A few will succeed. I will then learn from them. I will copy what they are doing. I will be very happy being #2, #3, or #4. And I will have taken far less risk. I’m not much of a gambler. Pepsi will always be the #2 behind Coca-Cola. But it’s not bad being Pepsi.
I’m happy to follow along behind the pioneers. I’m not interested in being Lewis or Clark. I would much prefer to learn the lessons of success and failure from the trailblazers who came before me.
I study these courageous people—these geniuses and pioneers—carefully.
If I have one original idea in my lifetime, I will have made a contribution to the advancement of Western Civilization. I doubt I will ever achieve this milestone.
Einstein had an original idea: The Theory of Relativity.
But I am a person of average intelligence. I don’t plan to develop any new theories in my lifetime. I will be very happy just to learn the great ideas that have already been developed—especially in the area of marketing.
For this reason, I read the great Claude Hopkins over and over again. Hopkins was perhaps the greatest advertising writer who ever lived. I also study Bob Stone and David Ogilvy. Any aspiring marketer who reads Hopkins, Ogilvy, and Stone will know most of what anyone knows about marketing today. All marketers today are still following the principles, maxims, and precepts carved out by these marketing giants. I am content to learn everything I can from these pioneers who came before me.

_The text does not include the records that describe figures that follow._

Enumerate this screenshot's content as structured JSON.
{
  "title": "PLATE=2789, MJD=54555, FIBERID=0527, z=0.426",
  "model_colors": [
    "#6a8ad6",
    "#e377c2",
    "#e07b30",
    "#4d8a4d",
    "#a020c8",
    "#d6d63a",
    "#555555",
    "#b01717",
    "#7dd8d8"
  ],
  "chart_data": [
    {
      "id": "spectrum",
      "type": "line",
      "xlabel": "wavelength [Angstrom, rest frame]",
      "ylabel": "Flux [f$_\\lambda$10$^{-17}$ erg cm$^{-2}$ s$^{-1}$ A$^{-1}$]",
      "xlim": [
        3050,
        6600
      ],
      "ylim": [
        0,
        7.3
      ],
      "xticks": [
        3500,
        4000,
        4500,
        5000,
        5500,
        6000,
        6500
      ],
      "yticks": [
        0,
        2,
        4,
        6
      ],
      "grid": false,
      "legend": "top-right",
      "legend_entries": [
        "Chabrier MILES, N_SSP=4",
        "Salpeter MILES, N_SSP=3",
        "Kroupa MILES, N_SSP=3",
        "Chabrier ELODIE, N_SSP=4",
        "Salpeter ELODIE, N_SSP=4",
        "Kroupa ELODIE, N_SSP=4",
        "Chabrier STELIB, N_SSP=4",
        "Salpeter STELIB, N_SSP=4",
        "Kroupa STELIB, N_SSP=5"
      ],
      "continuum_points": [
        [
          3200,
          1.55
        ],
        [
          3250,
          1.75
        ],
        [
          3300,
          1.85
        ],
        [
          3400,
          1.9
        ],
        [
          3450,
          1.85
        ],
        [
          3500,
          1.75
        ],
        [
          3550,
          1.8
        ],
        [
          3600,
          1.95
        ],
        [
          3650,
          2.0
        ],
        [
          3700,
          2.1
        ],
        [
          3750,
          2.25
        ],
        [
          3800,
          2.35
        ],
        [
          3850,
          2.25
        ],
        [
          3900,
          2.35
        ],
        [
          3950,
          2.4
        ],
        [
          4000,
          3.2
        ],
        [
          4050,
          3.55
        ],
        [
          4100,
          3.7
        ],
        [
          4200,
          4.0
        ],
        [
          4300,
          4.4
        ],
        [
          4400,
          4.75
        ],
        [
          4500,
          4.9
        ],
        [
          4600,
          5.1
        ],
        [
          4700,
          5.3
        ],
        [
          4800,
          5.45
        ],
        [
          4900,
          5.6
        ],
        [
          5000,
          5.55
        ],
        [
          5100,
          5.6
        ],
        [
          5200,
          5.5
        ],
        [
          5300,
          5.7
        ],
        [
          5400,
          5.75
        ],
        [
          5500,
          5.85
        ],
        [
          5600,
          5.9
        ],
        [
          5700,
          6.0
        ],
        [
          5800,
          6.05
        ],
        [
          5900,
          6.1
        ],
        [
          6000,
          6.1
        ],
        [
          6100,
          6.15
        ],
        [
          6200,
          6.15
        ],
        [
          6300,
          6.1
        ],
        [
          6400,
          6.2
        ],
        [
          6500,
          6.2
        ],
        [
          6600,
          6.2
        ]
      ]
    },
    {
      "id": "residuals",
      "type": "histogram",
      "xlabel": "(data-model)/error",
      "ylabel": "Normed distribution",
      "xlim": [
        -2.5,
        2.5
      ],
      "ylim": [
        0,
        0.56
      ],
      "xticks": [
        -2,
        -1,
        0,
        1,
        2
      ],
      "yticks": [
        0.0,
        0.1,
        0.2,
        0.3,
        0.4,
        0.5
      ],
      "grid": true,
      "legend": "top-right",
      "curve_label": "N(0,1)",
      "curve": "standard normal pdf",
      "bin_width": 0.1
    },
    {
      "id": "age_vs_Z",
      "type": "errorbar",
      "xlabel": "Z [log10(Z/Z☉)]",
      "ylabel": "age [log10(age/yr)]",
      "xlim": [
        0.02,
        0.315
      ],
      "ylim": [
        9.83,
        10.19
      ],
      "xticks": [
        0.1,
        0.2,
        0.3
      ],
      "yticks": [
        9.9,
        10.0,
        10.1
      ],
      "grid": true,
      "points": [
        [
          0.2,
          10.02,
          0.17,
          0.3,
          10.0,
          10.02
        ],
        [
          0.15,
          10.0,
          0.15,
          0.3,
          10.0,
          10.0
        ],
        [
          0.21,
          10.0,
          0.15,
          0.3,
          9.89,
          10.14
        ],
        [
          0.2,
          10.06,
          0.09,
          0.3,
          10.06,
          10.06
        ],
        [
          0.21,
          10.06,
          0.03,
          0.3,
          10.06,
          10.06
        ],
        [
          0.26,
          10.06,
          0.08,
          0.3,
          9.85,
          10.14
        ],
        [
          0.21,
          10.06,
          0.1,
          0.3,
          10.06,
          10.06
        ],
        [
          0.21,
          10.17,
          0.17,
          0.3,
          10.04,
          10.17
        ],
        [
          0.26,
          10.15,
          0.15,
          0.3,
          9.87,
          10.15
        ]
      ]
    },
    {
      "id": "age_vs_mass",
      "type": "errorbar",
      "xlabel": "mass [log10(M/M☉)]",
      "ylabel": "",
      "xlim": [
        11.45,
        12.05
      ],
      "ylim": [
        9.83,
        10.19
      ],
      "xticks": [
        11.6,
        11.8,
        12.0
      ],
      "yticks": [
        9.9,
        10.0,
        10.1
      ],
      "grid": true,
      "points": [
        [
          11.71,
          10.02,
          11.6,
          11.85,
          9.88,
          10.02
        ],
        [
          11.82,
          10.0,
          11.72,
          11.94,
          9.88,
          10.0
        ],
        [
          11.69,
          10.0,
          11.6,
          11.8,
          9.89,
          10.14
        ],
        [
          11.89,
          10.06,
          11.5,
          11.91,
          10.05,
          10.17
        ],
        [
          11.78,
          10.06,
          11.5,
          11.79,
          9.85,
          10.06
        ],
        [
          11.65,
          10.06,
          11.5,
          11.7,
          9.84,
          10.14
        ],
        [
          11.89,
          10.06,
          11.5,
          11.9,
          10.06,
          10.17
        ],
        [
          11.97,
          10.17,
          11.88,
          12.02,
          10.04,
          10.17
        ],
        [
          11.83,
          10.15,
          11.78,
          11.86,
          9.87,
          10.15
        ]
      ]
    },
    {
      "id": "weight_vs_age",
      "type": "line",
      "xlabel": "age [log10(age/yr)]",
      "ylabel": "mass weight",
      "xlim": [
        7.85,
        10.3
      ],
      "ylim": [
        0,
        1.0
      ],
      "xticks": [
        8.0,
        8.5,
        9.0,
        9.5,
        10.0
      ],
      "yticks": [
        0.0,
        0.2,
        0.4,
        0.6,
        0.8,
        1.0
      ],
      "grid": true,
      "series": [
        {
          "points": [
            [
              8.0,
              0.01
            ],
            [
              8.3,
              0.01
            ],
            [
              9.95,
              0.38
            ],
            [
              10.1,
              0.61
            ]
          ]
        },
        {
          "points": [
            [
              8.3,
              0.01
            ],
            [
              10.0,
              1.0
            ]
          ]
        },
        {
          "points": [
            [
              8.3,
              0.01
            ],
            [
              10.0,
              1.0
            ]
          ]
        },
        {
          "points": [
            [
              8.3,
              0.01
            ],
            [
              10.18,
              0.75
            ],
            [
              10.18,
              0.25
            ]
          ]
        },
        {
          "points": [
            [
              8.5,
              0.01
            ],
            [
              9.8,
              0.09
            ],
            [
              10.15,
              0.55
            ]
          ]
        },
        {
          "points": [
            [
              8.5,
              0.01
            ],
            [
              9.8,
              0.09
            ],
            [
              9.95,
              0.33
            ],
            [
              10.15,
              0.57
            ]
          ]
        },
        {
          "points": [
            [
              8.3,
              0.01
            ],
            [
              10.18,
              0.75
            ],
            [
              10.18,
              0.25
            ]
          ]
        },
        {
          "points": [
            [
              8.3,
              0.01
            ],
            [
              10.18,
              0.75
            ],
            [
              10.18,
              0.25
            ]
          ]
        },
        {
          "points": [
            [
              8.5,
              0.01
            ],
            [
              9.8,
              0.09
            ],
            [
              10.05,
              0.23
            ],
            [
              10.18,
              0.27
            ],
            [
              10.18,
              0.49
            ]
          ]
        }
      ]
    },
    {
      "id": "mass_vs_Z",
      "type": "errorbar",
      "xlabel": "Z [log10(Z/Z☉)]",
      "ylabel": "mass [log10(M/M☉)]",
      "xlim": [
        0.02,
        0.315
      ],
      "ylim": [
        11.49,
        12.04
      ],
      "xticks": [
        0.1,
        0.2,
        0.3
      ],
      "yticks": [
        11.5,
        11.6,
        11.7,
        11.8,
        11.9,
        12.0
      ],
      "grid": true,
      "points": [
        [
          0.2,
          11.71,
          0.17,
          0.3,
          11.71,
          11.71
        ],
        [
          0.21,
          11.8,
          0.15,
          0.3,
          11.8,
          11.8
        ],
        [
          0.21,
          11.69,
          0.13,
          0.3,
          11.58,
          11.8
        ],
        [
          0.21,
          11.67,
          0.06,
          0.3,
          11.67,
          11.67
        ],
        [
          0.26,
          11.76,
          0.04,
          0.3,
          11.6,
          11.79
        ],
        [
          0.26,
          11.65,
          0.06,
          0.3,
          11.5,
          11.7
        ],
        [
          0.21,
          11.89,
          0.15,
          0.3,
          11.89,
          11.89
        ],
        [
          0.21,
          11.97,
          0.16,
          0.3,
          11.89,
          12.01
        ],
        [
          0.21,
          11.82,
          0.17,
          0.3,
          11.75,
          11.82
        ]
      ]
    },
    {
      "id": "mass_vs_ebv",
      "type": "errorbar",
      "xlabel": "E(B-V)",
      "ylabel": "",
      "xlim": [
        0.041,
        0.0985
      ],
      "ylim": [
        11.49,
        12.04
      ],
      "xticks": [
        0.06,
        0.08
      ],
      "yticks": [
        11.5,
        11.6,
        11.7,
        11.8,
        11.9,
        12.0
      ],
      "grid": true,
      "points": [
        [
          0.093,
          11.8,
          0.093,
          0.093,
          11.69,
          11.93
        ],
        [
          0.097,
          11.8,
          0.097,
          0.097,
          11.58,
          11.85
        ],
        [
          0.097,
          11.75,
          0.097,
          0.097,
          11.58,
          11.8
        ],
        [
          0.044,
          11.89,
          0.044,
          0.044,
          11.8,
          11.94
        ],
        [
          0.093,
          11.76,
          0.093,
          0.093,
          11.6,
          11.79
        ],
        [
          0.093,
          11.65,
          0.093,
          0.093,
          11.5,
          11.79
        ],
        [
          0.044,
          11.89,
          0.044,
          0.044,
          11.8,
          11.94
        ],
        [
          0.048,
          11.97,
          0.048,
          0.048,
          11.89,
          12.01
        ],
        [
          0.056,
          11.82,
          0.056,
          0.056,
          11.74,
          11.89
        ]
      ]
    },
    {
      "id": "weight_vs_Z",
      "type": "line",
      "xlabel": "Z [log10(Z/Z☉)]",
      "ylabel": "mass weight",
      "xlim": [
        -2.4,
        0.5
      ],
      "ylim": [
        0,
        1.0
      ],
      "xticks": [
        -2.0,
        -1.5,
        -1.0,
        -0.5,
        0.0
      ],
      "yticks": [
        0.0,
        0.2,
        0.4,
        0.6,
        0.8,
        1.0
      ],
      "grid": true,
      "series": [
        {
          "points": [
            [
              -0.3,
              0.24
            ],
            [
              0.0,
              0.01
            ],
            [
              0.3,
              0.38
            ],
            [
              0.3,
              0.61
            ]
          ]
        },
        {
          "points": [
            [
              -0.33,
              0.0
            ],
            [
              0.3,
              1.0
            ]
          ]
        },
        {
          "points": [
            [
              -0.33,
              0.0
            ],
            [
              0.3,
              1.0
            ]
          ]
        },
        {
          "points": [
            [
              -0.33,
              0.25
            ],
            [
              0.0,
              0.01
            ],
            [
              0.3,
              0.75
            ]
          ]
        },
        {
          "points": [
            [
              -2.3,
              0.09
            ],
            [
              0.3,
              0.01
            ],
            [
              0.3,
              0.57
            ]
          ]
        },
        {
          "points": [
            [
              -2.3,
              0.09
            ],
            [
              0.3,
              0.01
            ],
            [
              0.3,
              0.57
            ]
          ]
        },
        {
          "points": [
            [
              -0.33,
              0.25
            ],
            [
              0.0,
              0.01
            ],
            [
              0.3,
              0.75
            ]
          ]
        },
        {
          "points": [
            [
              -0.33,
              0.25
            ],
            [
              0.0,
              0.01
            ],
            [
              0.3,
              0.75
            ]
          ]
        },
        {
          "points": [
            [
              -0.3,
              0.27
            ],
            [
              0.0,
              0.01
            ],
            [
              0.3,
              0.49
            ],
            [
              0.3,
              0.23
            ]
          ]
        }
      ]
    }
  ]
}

It took me a long time to get into Internet marketing. I spent years studying the Internet before I did much with it. I’m just starting to get into it now by carefully following the systems developed by the few who have been successful.
And guess what. The marketing principles are exactly the same as those articulated by the great ad writer Claude Hopkins at the start of the century—the last century. It’s just the technology and mechanics that are different.